Okul demek, her pazartesi kar kış demeden tören alanında sıraya dizilmek, marş söylemek, müdür ve müdür yardımcıları tarafından azarlanmak, 10 Kasım’larda toplu histeri krizlerine girmek demekti. Ortaokul ve lisede gördüğümüz tarih derslerinde Yunanları denize dökmüş, Almanlar yenildiği için yenik sayılmış, Ermenileri asla ama asla soykırıma uğratmamış olsak da Ermenilerin bunu kesinlikle hak ettiğini öne sürerek aslında soykırıma çok yakın bir günahtan mesul olduğumuzu itiraf etmiş, bunun genç beyinlerimizde yarattığı karmaşanın daha fazla ideoloji ve baskıyla örtbas edilmesine maruz kalmıştık.

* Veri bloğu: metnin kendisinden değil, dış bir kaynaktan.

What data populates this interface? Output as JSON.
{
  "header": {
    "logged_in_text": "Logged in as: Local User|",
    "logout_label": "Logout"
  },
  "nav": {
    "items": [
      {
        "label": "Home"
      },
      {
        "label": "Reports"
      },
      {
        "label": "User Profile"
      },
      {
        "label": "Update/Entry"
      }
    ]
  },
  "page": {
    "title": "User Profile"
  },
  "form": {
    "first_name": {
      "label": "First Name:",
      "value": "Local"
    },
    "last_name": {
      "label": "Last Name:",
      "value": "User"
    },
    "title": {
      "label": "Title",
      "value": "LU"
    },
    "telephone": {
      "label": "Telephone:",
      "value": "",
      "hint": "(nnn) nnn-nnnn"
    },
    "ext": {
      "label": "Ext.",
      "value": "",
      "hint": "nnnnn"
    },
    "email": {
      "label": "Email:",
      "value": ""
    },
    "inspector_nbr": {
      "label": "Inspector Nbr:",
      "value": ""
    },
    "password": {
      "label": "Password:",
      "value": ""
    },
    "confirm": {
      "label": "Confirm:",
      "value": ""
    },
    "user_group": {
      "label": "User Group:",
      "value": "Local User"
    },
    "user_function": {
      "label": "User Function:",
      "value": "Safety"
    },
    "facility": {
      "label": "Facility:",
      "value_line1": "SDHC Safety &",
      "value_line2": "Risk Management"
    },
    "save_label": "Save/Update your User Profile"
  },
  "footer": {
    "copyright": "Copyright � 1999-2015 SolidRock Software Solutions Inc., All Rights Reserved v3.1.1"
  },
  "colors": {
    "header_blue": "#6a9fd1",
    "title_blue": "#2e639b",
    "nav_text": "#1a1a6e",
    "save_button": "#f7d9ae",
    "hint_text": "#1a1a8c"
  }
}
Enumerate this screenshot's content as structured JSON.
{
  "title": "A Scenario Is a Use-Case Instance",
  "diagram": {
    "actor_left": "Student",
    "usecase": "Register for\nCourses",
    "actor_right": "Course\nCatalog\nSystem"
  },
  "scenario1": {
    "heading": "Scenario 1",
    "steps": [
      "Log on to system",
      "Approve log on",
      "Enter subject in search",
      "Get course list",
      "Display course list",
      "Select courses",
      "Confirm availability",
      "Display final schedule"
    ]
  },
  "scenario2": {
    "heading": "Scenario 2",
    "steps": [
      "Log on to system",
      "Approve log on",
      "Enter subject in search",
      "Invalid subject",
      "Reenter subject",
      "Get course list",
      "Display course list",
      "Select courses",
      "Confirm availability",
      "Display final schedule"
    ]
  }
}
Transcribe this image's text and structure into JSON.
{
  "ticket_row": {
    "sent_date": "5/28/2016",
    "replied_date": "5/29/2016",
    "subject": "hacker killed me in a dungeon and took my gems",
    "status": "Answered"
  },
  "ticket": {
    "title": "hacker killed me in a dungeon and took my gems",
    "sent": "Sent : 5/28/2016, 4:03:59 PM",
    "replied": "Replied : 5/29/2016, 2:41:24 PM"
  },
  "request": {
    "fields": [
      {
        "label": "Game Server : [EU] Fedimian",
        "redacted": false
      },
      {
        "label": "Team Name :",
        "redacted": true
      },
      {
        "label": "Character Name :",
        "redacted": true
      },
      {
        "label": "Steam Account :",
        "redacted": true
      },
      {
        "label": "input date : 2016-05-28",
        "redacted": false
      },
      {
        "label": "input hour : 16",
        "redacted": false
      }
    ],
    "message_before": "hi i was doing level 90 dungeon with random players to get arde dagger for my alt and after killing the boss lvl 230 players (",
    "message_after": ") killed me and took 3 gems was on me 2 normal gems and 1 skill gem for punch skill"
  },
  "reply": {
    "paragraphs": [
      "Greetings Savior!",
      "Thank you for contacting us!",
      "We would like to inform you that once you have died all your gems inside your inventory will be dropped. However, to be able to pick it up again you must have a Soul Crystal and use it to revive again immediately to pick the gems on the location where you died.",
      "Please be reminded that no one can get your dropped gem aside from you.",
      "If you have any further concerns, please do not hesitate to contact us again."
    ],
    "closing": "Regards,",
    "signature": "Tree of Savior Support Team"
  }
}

Son yıllarda devlet ideolojisiyle beraber, eğitimin de ideolojisi değişti. Çocuklar bir ideolojiden öbürüne savrulurken, bu değişim Kemalistlerin, tıpkı günlük hayatta olduğu gibi eğitim dünyasında da öfkelenmesine ve o tanıdık histeri krizlerini geçirmesine sebep oluyor.
Bu krizlerden birine, birkaç yıl önce bir davet üzerine gittiğim bale gösterisinde şahit oldum. Bale yaptığını sanan ilkokul çocuklarını seyretmek, masum ve tatlı olsalar da gerçekten büyük eziyetti. O güne kadar seyrettiğim en kötü şeyden kat kat kötüydü. Fenası, kolunu bacağını savurup etrafta koşturmanın ve bunu eş zamanlı yaptıklarını sanmalarının onları balerin veya balet yaptığına inandırılmalarıydı. Bu ülke için umut kırıntılarım, sanattan çok uzak bir toplum olduğumuzu kanıtlayan bu gösteriyle bir kez daha yerle bir oldu. Ama sanattan uzaklığın verdiği hayal kırıklığıyla kalmıyordu; yetişkin görünümlü bir grup aptalın, çocuklara bu pespayeliği layık görmesi delirticiydi. Çocuklara aptal muamelesi yapıp büyüdüklerinde aptal olmamalarını bekleme alçaklığına ve ikiyüzlülüğüne nasıl öfkelenilmez?
Üzüntü, öfke ve utançtan saçımı başımı yolmak üzereydim ki, çocukların başarısız gösterisinin büyüklerin rezillikleri yanında solda sıfır kaldığını gördüm. Yanlış şeyler için endişeleniyordum; sanattan hiç anlamıyor, çocuklara aptal muamelesi yapıyor olmamızdan bile daha büyük bir felaket yaşanıyordu sahnede.
Gösterinin sonunda ışıklar karardı, acıklı bir şarkı çalmaya başladı. Bütün gözler spot ışık eşliğinde, koltuğunun altındaki büyükçe bir kartonla yavaş yavaş sahnenin ortasına yürüyen bale öğretmenine çevrildi. Öğretmen sahnenin ortasında durup seyircilere dönünce, elindekinin kartondan bir Atatürk olduğu görüldü. Alkışlar koptu, çığlıklar atıldı… Bale öğretmeni 15 dakika boyunca kartondan Atatürk’le dans etti, bir yandan ağladı.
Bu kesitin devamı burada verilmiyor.